Source: 451 Research

A big problem with the data lake approach is that it throws the baby out with the bathwater. A data lake is like having the internet, with everything you’d ever want to know at your fingertips, but with no Google. Some companies have tried methodical approaches similar to using a card catalog and librarian to manage the data (i.e. data management and curation solutions). Clearly, with pharma data doubling every five months these approaches aren’t very likely to work now or in the long run.

Off-the-shelf Analytics Tools Are Inadequate

The analytics market is huge, there are hundreds of vendors with thousands of offerings.
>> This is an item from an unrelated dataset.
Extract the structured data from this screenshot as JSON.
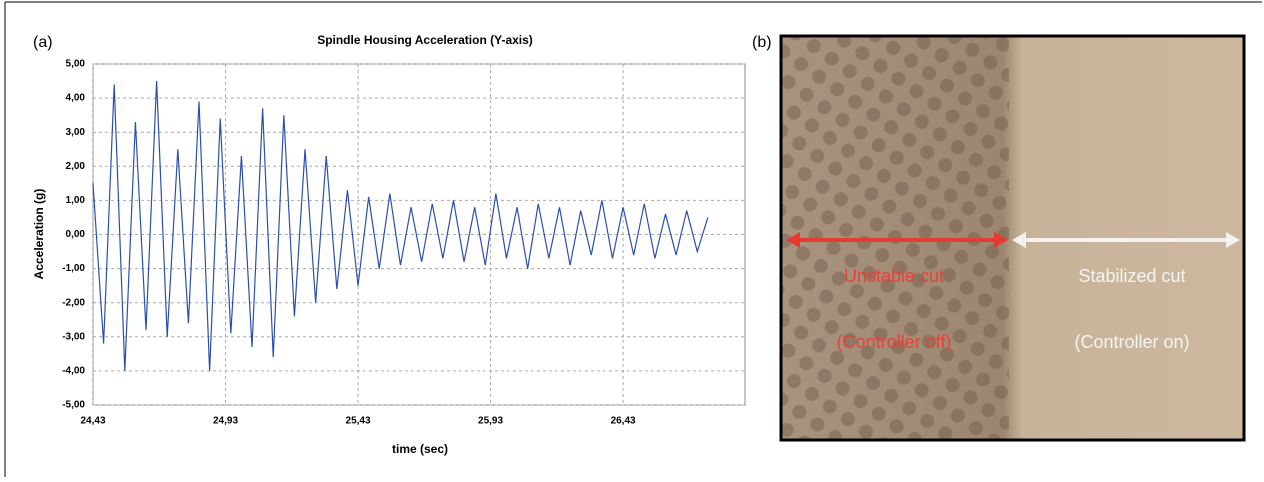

Meanwhile, it never ceases to amaze me what people can do with simple tools like Microsoft Excel and a VLOOKUP. However, using generic domain-agnostic analytics tool like Tableau to analyze complex, pharmaceutical research and clinical trials data is like draining a lake with a teaspoon.

Generic tools don’t understand the domain, and the metadata is too abstract for a researcher or analyst to navigate a dataset easily. Moreover, if only a few experts in an organization can understand the data, it fails to serve the modern networked approach of developing drugs and biologics.

A Different Approach To Data Storage

What is needed is a storage mechanism that is both flexible and organized. However, the most important thing is also the simplest: data should be indexed at the storage level as was the case in the decades before data lakes. Otherwise, loading the data (even into a memory-based solution) takes an eternity. Indexes are what is needed to find anything efficiently. They are the “Google” of your internal storage.

Data storage must:

  • Allow data to be organized in flexible document structures with a schema that is easily added to.
  • Scale as the volume of data grows (doubling every 5 months)
  • Perform full-text, ranged, and other kinds of searches quickly with sub-second response times.
  • Most of all be flexible. There are future uses for the data we don’t yet know about. Change is a constant. Rigid structures and tools break down under the pressure of modern pharmaceutical research, development, and marketing.

Better Analytics and Information Sharing

Analytics tools shouldn’t be so heavily customized as to incur the money or time cost of a massive IT project, but should be domain-aware and purpose-specific enough to allow sharing across research, development, marketing, and beyond without the need for data specialists to answer every question.

Out-of-the-box tools are great, but insufficient for the task. Just like pharmaceutical plants are built out of a combination of prefabricated, off-the-shelf and custom parts and materials, so must pharmaceutical analytics and information systems. They can’t be completely custom, nor completely generic. They should essentially be “fit for purpose.”

Better Data Management

There is too much data coming in too quickly to be manually curated. Incremental data enrichment and enhancement systems are needed. Data must be identified, tagged, enhanced, culled, and combined in increasing volume, and sometimes in real-time.


Additionally, new techniques using artificial intelligence technologies, like machine learning and deep learning, are required for modern data management. AI finds patterns and allowing the system to cluster and classify data on the fly. AI does not abrogate the need for industry knowledge and expertise, but augments it to allow researchers and marketers alike to deal with ever increasing amounts of data.

…In other words, these tools help turn data into actual information.

With ever increasing amounts of data, including clinical trials data, molecular data, Electronic Health Records (EHR/EMRs) and soon even data from smart pills, the pharmaceutical industry needs solutions that flexibly store, augment, transform, match, share, and analyze data. The systems need to scale with the data and facilitate it throughout the organization. Generic analytical tools and data lakes have failed to facilitate increased productivity and profitability. New and better approaches are needed.